A full professor since 2001 at the Global Scientific Information and Computing Center (GSIC), one of the leading national supercomputer centers in Japan hosted by Tokyo Institute of Technology, Matsuoka is the leader of the TSUBAME series of supercomputers. The TSUBAME1, deployed in 2006, became the fastest supercomputer in Japan by superseding the Earth Simulator. The TSUBAME2.0 was the first supercomputer in Japan to exceed Petaflop performance and became the fourth-fastest in the world on the Top500 in November 2010. The TSUBAME-KFC becoming the leader in the world for power efficiency on both the Green 500 and Green Graph 500 lists in November 2013.

Matsuoka’s research has focused on system software for large-scale supercomputers and similar infrastructures such as Clouds for HPC. He has been involved in the use of accelerators, large-scale fault tolerance, low-power HPC, parallel programming, Grids and Clouds, as well as large-scale I/O.

He led or co-led scalable implementations of parallel object-oriented languages on 1000 CPU-scale machines in the 90s; the Titech Campus Grid project; the NAREGI (Japanese National Grid) project; Ultra Low Power HPC, which aimed to achieve a thousand-fold power/performance improvement in supercomputers; and Info-Plosion, which aimed to develop system software technologies for large-scale data and information processing.

He currently leads the MEXT Green Supercomputing, JSPS Billion-Scale Supercomputer Resilience, and JST-CREST Extreme Big Data projects. He also co-leads an international consortium of HPC leaders laying foundations for next-generation exascale and big data, such as the International Exascale Software Project and Big Data and Extreme Computing project.

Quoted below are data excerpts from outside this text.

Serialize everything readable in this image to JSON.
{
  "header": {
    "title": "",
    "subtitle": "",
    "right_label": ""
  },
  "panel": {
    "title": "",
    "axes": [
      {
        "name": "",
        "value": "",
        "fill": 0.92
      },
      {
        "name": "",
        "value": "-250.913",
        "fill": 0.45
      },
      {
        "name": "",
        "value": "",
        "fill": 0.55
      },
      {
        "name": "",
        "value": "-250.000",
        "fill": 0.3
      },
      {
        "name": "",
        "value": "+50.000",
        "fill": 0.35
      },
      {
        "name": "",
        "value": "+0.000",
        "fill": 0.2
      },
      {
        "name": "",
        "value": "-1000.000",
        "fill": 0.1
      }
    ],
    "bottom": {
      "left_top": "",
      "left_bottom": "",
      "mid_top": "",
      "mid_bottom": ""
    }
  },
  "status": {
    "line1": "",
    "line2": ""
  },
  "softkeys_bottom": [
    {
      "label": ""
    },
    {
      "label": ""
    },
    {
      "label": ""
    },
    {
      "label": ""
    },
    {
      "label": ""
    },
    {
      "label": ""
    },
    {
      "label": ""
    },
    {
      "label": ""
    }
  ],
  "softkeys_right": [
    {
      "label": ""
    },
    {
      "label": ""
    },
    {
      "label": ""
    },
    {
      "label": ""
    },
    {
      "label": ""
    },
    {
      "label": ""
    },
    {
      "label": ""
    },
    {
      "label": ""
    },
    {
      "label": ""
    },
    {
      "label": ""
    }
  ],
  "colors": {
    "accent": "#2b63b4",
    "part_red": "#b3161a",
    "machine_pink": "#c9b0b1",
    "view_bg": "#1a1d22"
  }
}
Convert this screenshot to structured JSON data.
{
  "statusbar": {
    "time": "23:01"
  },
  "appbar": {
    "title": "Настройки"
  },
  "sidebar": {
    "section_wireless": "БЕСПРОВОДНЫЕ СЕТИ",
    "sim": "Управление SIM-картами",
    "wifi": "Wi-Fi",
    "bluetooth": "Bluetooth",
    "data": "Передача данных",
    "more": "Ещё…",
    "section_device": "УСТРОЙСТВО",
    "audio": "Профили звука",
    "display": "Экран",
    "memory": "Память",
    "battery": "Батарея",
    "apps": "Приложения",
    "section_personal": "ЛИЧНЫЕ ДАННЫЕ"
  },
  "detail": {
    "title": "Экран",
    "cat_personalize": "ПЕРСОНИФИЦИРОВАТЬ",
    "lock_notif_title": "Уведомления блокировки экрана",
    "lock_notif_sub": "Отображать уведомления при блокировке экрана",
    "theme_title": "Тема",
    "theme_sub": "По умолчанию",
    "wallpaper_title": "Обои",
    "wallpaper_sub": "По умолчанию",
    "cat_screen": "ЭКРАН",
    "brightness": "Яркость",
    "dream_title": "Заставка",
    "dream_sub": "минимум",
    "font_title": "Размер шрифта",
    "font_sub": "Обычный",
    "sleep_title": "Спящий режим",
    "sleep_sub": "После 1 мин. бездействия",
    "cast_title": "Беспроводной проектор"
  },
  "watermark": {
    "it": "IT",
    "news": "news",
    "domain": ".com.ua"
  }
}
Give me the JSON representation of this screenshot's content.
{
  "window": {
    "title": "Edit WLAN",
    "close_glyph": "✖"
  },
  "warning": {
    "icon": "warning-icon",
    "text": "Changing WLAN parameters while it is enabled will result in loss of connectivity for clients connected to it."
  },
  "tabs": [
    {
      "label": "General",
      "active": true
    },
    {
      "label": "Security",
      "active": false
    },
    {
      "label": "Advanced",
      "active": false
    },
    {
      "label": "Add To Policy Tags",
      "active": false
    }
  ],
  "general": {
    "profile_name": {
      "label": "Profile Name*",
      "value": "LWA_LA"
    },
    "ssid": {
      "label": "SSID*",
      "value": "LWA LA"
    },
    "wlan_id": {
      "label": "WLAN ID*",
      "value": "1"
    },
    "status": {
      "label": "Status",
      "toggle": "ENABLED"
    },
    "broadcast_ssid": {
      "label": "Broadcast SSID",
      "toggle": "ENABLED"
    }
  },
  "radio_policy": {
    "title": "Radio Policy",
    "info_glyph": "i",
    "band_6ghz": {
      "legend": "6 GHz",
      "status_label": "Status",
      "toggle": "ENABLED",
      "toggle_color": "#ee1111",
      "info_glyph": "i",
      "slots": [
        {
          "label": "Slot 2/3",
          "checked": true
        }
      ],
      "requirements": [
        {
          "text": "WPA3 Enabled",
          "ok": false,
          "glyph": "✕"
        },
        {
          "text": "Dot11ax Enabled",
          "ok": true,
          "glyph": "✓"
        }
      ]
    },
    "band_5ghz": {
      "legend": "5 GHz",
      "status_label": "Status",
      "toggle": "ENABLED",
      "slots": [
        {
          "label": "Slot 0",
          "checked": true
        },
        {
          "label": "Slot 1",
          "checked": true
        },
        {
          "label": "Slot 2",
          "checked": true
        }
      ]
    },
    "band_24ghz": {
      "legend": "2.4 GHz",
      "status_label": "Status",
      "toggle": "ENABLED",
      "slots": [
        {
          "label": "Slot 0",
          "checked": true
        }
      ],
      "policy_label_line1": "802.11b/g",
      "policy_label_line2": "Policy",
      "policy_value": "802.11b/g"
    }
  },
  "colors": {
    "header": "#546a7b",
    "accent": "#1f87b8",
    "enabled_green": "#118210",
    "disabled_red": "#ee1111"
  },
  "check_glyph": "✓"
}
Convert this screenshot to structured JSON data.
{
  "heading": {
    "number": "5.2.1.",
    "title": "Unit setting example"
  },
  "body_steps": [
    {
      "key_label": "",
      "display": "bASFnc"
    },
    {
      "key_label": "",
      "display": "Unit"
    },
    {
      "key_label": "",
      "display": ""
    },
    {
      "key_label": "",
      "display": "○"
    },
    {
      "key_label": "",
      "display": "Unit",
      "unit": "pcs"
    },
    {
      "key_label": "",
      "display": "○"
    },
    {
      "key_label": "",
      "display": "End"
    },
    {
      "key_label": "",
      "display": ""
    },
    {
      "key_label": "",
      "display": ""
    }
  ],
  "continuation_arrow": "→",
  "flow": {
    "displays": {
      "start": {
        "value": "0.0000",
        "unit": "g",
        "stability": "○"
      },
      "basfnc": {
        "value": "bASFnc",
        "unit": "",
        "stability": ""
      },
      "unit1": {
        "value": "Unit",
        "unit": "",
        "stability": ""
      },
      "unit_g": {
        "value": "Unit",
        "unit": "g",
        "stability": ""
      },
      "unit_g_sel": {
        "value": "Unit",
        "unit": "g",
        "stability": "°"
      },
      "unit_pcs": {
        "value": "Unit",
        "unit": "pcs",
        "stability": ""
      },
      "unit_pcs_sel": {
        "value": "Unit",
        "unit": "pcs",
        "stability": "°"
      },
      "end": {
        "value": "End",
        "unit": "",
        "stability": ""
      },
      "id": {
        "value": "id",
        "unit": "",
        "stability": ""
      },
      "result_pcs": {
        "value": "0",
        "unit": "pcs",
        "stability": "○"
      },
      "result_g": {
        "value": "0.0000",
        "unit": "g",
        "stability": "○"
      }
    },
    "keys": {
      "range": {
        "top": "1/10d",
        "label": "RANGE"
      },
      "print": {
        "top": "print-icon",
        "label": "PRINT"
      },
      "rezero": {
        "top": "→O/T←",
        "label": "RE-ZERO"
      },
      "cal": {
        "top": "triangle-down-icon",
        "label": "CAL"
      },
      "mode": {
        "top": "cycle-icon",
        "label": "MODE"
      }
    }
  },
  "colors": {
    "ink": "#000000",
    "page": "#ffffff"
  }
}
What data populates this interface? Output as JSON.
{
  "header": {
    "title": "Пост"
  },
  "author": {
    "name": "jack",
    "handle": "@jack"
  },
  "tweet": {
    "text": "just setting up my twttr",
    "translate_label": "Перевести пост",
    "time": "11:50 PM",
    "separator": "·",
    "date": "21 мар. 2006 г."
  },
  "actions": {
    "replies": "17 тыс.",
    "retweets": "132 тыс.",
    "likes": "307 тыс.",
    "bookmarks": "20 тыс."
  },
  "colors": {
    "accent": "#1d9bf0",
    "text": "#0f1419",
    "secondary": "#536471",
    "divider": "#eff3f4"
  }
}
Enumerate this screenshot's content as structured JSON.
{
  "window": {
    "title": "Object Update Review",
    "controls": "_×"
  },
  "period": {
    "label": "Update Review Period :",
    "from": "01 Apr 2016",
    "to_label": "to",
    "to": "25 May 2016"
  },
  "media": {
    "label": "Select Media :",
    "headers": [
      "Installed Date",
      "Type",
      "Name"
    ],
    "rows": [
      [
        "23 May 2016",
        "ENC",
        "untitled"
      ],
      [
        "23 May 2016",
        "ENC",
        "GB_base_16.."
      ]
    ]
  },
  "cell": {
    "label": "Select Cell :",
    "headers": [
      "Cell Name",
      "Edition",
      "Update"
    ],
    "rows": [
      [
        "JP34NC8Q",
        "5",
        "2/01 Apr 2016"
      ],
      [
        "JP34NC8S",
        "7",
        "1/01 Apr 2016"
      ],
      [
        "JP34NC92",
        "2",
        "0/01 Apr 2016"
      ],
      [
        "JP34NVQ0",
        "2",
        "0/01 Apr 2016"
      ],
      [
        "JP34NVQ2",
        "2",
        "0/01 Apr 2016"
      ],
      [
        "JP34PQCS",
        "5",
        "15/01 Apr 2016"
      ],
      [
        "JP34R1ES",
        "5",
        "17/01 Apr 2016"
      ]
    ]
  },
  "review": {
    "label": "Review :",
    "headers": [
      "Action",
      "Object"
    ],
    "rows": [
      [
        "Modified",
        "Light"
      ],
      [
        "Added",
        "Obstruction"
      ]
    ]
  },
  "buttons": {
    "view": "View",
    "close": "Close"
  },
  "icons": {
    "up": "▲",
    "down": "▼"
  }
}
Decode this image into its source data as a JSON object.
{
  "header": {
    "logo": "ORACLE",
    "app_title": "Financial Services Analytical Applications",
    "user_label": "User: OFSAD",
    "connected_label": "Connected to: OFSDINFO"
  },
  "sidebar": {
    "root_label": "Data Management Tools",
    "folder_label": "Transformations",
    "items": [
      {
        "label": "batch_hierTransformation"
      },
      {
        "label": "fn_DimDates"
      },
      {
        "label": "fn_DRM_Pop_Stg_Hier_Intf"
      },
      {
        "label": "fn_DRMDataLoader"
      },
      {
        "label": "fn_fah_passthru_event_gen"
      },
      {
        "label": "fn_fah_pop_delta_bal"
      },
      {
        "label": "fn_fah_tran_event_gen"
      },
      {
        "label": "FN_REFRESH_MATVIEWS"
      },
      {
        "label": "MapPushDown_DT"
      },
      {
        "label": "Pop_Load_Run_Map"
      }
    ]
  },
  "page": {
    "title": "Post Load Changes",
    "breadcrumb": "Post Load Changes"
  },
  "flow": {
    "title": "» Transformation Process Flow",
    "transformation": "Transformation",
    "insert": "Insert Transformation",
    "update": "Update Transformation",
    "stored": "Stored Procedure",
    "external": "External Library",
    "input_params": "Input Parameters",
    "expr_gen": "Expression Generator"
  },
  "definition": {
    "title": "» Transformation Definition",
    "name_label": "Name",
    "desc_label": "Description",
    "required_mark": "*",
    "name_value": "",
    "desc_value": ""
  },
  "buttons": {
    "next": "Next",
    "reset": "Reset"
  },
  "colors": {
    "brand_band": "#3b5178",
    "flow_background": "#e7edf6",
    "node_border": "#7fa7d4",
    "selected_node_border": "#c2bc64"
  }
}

Matsuoka has written over 500 articles and book chapters, and chaired many ACM and IEEE conferences, including the Technical Paper Chair at SC09, the Community Program Chair at SC11, and the overall Technical Program Chair at SC13. He is a Fellow of the ACM and European ISC, and has won many awards, including the JSPS Prize from the Japan Society for Promotion of Science in 2006, awarded by his Highness Prince Akishino; the ACM Gordon Bell Prize in 2011; and the Commendation for Science and Technology by the Japanese Minister of Education, Culture, Sports, Science and Technology in 2012.

Matsuoka received his PhD from the University of Tokyo in 1993.